Ne pas se prendre le choux

La tête de chou n’en finit pas de nous de nous prendre la tête. L’artiste disparu le 2 mars 1991 reste incontournable et c’est un bien. L’irrévérence comme acte social. Il savait de quoi il parlait, et son aigreur envers “les moutons” lui attirait la violence de ces mêmes bien pensants. Gainsbourg est un artiste et comme certains (Léo Ferré faisait parti de cette cohorte) il avait la liberté en bouche. L’intransigeance libertaire devant ceux qui courbent l’échine. Il y a du gavroche dans le reggae de sa Marseillaise qui défrisa en son temps les gardiens du dogme. Il aime jouer les troubles fêtes jusqu’à l’écran. Jamais il ne se dépareillera de ce qu’il a tagué. Sa personnalité est une et entière. Trace en est avec le cinéma. Gainsbourg et le 7e Art, c’est un peu “Je t’aime moi non plus”.  Le cinéma de l’homme à la tête de chou se fredonne entre les prises, jamais dans l’ordre attendu. Habitué des génériques : carton musique de films, on le retrouve sur l’écran, traînant avec nonchalance sa silhouette blessée dans plus de 50 films. Dès le début de sa carrière, il se voit diabolique homme de main dans les péplums italiens comme La Révolte des esclaves (1960) ou encore dans Hercule se déchaîne. Il jouera les malfrats dans un noir et blanc de la série  Les Cinq dernières minutes”

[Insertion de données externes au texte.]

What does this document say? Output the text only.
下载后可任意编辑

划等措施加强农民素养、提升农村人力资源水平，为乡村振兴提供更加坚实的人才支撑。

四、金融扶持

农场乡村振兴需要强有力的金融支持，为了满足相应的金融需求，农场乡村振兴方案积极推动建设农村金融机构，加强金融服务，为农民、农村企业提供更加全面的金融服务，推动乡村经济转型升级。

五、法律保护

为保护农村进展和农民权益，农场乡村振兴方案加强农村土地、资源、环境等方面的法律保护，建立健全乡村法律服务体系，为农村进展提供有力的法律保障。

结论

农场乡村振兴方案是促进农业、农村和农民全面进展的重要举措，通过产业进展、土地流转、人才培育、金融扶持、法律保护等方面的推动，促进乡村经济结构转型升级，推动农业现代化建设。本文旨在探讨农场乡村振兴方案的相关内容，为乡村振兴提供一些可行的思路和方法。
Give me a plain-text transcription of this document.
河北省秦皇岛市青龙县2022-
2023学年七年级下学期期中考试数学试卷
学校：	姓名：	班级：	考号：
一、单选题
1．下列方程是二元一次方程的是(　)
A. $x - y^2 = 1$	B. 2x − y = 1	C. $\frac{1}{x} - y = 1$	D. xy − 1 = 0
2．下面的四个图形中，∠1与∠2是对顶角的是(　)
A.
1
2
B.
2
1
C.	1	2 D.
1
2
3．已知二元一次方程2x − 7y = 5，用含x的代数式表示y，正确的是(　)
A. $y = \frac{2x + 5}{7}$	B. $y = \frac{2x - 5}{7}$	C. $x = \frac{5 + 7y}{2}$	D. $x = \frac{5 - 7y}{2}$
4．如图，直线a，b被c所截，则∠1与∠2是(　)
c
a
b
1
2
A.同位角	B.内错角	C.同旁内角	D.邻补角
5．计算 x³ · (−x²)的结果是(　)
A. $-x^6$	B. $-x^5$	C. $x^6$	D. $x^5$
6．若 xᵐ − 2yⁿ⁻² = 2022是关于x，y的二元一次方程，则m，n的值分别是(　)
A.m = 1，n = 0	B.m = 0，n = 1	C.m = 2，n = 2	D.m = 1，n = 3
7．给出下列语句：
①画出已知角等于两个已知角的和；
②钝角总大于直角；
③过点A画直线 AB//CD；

(1965) et côtoiera Jean Gabin dans Le Jardinier d’Argenteuil (1966). En 1968, il joint l’utile à l’agréable en composant la musique du Pacha en retrouvant Jean Gabin. Film dans lequel il joue son propre rôle (séance d’enregistrement de la chanson du film). La même année, il remet le couvert en se glissant à la manière d’un Hitch dans le film de William Klein Mister Freedom (1968) dont il crée là encore la bande musicale. Avec sa tronche, les rôles de salaud lui collent à la peau. Il est fataliste Gainsbourg. Qu’à cela ne tienne l’homme rebondit, debout derrière un piano. Et compose. Il n’est pas seulement Le Poinçonneur des Lilas, il signe le “son” des années 70 avec facilité et brio. Sa rencontre avec Jane Birkin créera un duo compositeur/ interprète qui servira des films tel que Slogan, Cannabis, Les Chemins de Katmandou. Le couple croisera la nouvelle vague avec Agnès Varda dans le documentaire Jane B par Agnes V. Le démon de la réalisation lui brûle les doigts. Il suffit de tourner la page d’un partition pour en faire un scénario. Gainsbourg va faire ses gammes. Il réalisera 4 films. Je T’aime moi non plus (1976) Équateur (1983), Charlotte for Ever où il devait diriger Christophe Lambert avant d’en tenir le premier rôle (1986) et Stan the Flasher (1989). Un cinéma influencé par l’underground new-yorkaise. Des traces filmées, sans concession frôlant l’interdiction totale de diffusion. Films symboles d’une fin annoncée. Une certaine liberté de filmer, à l’encontre d’un 7e Art aujourd’hui formaté. La laideur ne se dessine pas sur le visage du bretteur qu’a été Gainsbourg mais dans le conformisme qui englue notre cinéma au point de ne plus faire de différence, ou si peu, entre les écrans… Le titre célèbre du premier film de l’homme à la tête de chou, Je t’aime, moi non plus devient avec le temps une signature qui en dit long sur les rapports que Serge Gainsbourg entretenait avec le cinéma. Un rapport qui reflète la modernité qu’entretient le public avec le cinéma. Quatre films à redécouvrir.